Julien Pierre wrote:
Ben Bucksch wrote:
Actually, that probably wouldn't even be that hard, I don't need to be a government for that, I'd only need to be able to listen to (and maybe intercept) your mailbox (that's exactly the problem that crypto tries to solve, right?), in that case I could apply for a Class 1 certificate (only validates email mailbox) from any CA, catch and respond to the verification mail to your mailbox, and then use that new certificate to pose as you in email towards your correspondants. Given what you said, they wouldn't notice the certificate change, answer me encrypted with the new key, I would catch the email from your mailbox again, decrypt it using my fake cert and be done. Attack successful.
Correct, that would be a successful attack, and nothing can stop it today.
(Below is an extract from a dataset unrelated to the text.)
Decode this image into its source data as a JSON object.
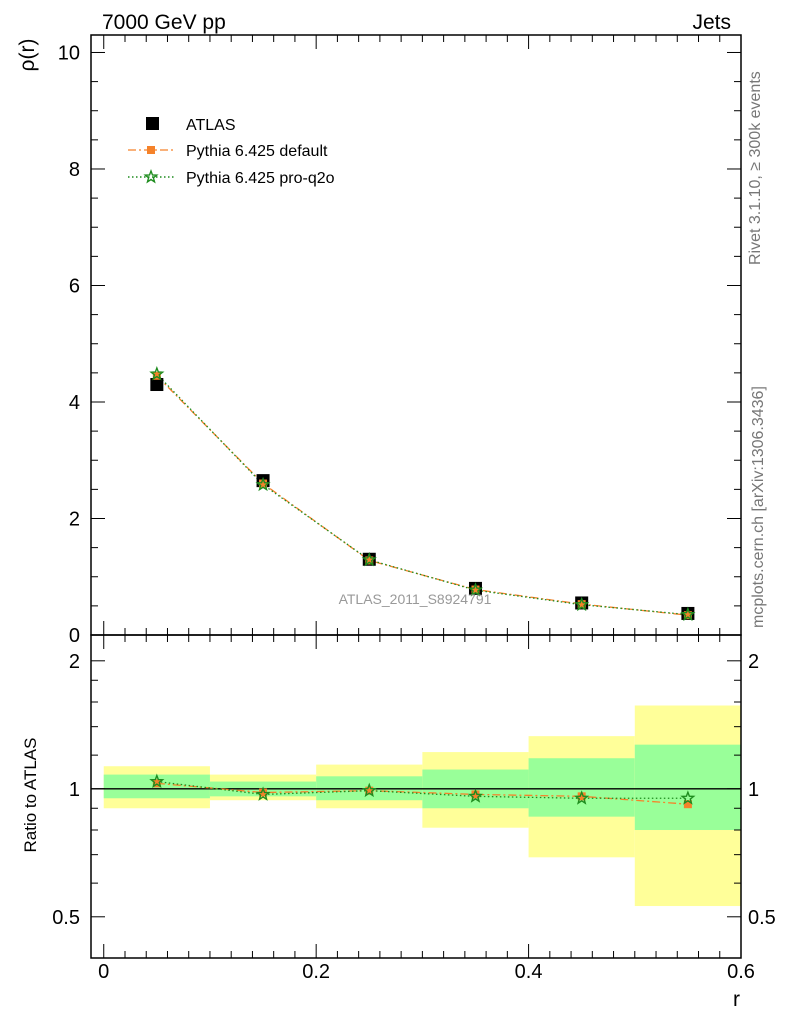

If you reject the proposal to enforce continuity of certs,
I think in practice one has to reject any enforced limit on ownership of cert signing for a client. From a business perspective, if one comes across a continuity limit like that, one gets very upset. In my experience, companies shy away from such things very quickly, as they see it as a "wedge in the door" attack.
> how about a
Ian Grigg's suggestion of a counter of how much a cert has been used? If the counter for a frequent and critical correspondent suddenly drops, I can at least be alerted and check what's up.
I'd agree with that (and add that it'd work better when there was a branding box that displayed the name of the CA, alongside the count). These added cues would draw the user into the security model, which is really the only way to deal with bypass attacks.